Local Communities and Students in Crisis
One million kids drop out of high school every year, costing our nation more than $100 billion annually in lost wages and taxes, plus the increased social costs due to crime and healthcare.
Experts estimate that American businesses are in need of 97 million middle- and high-skill workers, yet only 45 million Americans possess the necessary education and skills to qualify for these positions. The majority of job openings in the next decade will require at least some postsecondary education.
Research shows that we can help keep students on the path to college and careers.
- Start with early reading
- Focus on middle grades
- Harness the power of nonprofits to provide expanded student supports
- Build early warning and intervention systems
- Create a multi-sector and community-based effort
- Elicit perspectives of students, educators, and parents
- Set high expectations and provide engaging coursework
Public Media Stations Respond
The American Graduate Initiative, made possible by the Corporation for Public Broadcasting (CPB), includes 68 public media stations in key dropout epicenters working with students, parents, teachers, mentors, volunteers and business leaders to help students stay on track to graduate. This extensive effort reaches 30 states as well as Washington, D.C. and Puerto Rico.
Local Partnerships: Stations have engaged over 800 partners to mobilize community engagement and action.
Local Content: Stations have produced, aired and streamed local content and PSAs to increase awareness and understanding.
Local Forums: Stations are hosting teacher town halls, community forums and screenings, and business leader meetings, to generate dialogue on how to resolve the local dropout crisis.
Local Volunteerism: Stations are connecting mentors through internships, career fairs, and volunteer fairs with students in need to help keep them on the path to graduation.
Teacher Professional Development: Stations are empowering local teachers with professional development and digital classroom resources to help engage at-risk students.
Parental Connection: Stations are empowering parents with knowledge and tools to help keep their children on track to graduation.

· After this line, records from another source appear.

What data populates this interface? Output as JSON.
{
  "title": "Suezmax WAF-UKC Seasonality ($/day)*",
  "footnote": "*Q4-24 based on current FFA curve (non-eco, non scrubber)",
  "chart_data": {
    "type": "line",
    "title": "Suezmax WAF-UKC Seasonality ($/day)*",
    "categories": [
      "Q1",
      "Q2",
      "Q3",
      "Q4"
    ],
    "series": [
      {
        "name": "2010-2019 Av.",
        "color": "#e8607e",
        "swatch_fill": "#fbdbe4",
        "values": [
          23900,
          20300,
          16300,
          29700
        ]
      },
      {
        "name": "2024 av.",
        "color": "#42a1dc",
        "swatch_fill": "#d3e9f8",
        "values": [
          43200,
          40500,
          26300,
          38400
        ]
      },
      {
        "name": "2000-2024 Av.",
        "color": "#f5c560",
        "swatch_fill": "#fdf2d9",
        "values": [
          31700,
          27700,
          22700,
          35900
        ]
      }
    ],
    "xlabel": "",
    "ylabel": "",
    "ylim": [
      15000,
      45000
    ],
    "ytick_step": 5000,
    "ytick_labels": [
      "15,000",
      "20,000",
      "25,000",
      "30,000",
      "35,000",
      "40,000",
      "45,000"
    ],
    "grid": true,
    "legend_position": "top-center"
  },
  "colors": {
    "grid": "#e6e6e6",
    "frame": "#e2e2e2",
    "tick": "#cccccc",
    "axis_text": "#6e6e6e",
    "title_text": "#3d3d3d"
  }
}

Student Engagement: Stations are helping students to share their stories and develop new skills including digital media production, problem solving, collaboration, and critical thinking and analysis.
National Reach
American Graduate is a united effort across the country and across public media. Through partnerships with national producers to increase understanding, and with national education partners to improve student engagement and achievement, public media strives to achieve meaningful impact in communities across the country.
TV and Radio Content
State of the Re:Union explores what makes schools across the country work, the game-changing role a good teacher, principal or coach can play in keeping a student in school, and examines education innovators tackling 21st Century challenges. State of the Re:Union paints a portrait of the education system we have now—and the people fighting to change it for the better.

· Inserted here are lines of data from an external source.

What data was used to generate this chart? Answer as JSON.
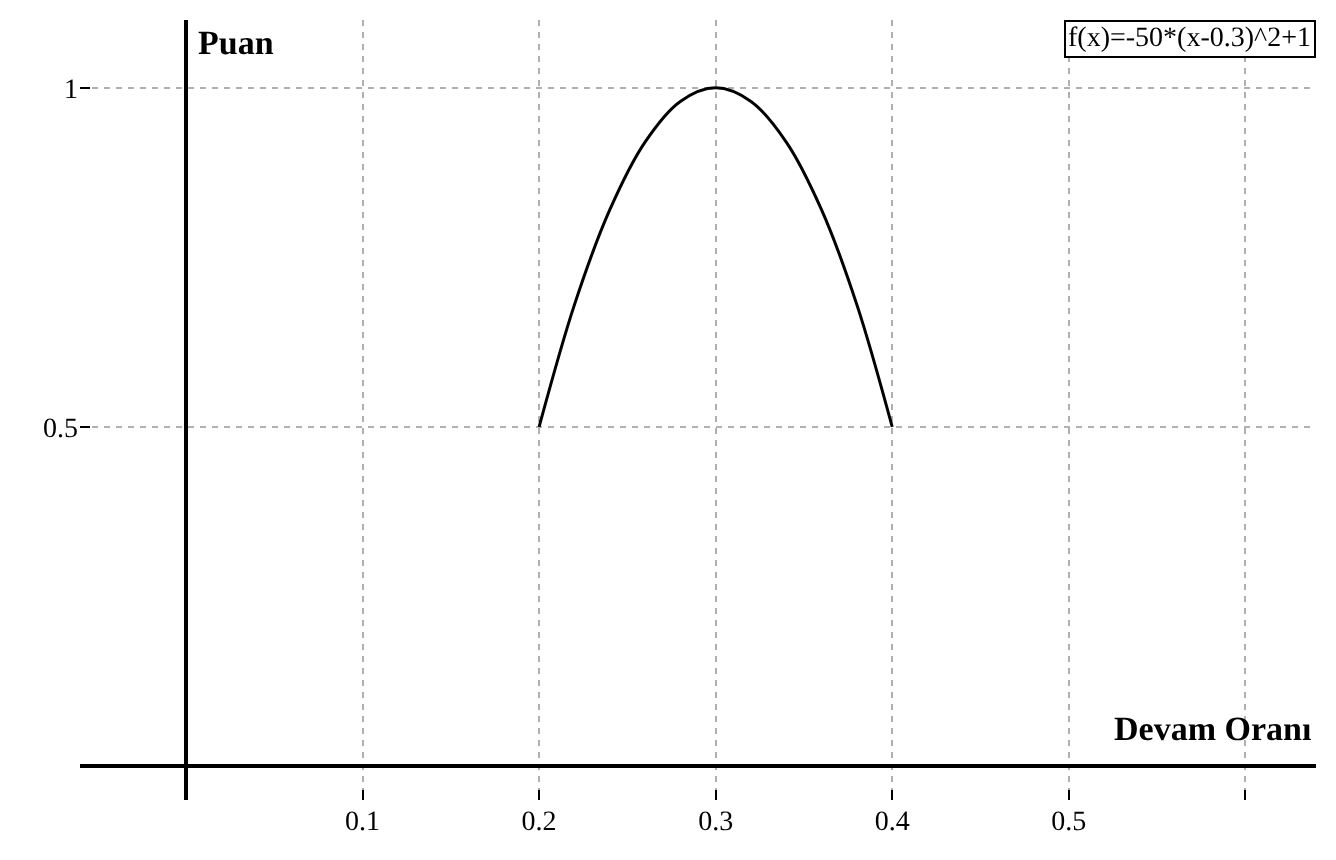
{
  "chart_data": {
    "type": "line",
    "xlabel": "Devam Oranı",
    "ylabel": "Puan",
    "x": [
      0.2,
      0.22,
      0.24,
      0.26,
      0.28,
      0.3,
      0.32,
      0.34,
      0.36,
      0.38,
      0.4
    ],
    "series": [
      {
        "color": "#000000",
        "values": [
          0.5,
          0.68,
          0.82,
          0.92,
          0.98,
          1,
          0.98,
          0.92,
          0.82,
          0.68,
          0.5
        ]
      }
    ],
    "xlim": [
      -0.06,
      0.64
    ],
    "ylim": [
      -0.05,
      1.1
    ],
    "xticks": [
      0.1,
      0.2,
      0.3,
      0.4,
      0.5,
      {
        "value": 0.6,
        "label": null
      }
    ],
    "yticks": [
      0.5,
      1
    ],
    "grid": true,
    "legend": false,
    "marker": "none",
    "line_style": "solid",
    "annotations": [
      "f(x)=-50*(x-0.3)^2+1"
    ]
  }
}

American Graduate Day will be a multi-platform event featuring a live television broadcast from WNET New York Public Media, an American Graduate radio playlist from PRX with premiere documentaries, and participation from 20 national partner organizations to spotlight solutions to the nation's dropout crisis. Viewers and listeners will be encouraged to offer their time, donate resources, connect with the organizations on social media and learn more about the crisis.
NPR's Weekend Edition Sunday airs teacher impact stories as part of StoryCorps' National Teachers Initiative which calls public attention to the invaluable contributions teachers make to this nation, encourages teaching as a career choice, and unifies the country behind its teachers. StoryCorps will record and preserve the stories of more than 625 teachers across the nation in the 2011-2012 school year.
PBS NewsHour reports on the dropout crisis, including a piece featuring actor Denzel Washington, an outspoken advocate for at-risk youth and curbing the drop-out crisis. NewsHour anchors, including Gwen Ifill, Hari Sreenivasan and Ray Suarez have moderated Teacher Town Halls in many cities.
In The Middle School Moment, FRONTLINE will report on the growing body of evidence that suggests the make-or-break moment for high school dropouts may actually be in middle school. Dropout Nation, follows a group of students chronicling their struggles to stay in school and the challenges faced by teachers and administrators working against the odds to keep them there.
In and Out of the Classroom
The Ready To Learn partnership between CPB and PBS supported by the U.S. Department of Education creates effective, non-commercial STEM and literacy-based educational programming to help prepare kids for success in school. All content is guided by math and literacy curriculum skill frameworks based on Common Core standards, and is developed and created by the nation's most trusted educational advisors.
NewsHour Student Reporting Labs is an innovative journalism curriculum and online collaborative workspace to help students develop digital media, critical thinking and communication skills, while producing news reports with an emphasis on school completion for PBS NewsHour Extra.
PBS LearningMedia is an on-demand media service for educators that provides easy access to classroom-ready, curriculum-targeted, multi-platform resources. With thousands of curriculum and professional development resources from leading educational producers, PBS LearningMedia provides customized solutions to support classroom needs. www.pbslearningmedia.org
The StoryCorpsU College Readiness Curriculum is an interactive, standards-based program that uses StoryCorps content and interviewing techniques to enhance students' skills in the areas of speaking, listening, writing, and critical thinking, while also fostering their self-awareness and social awareness.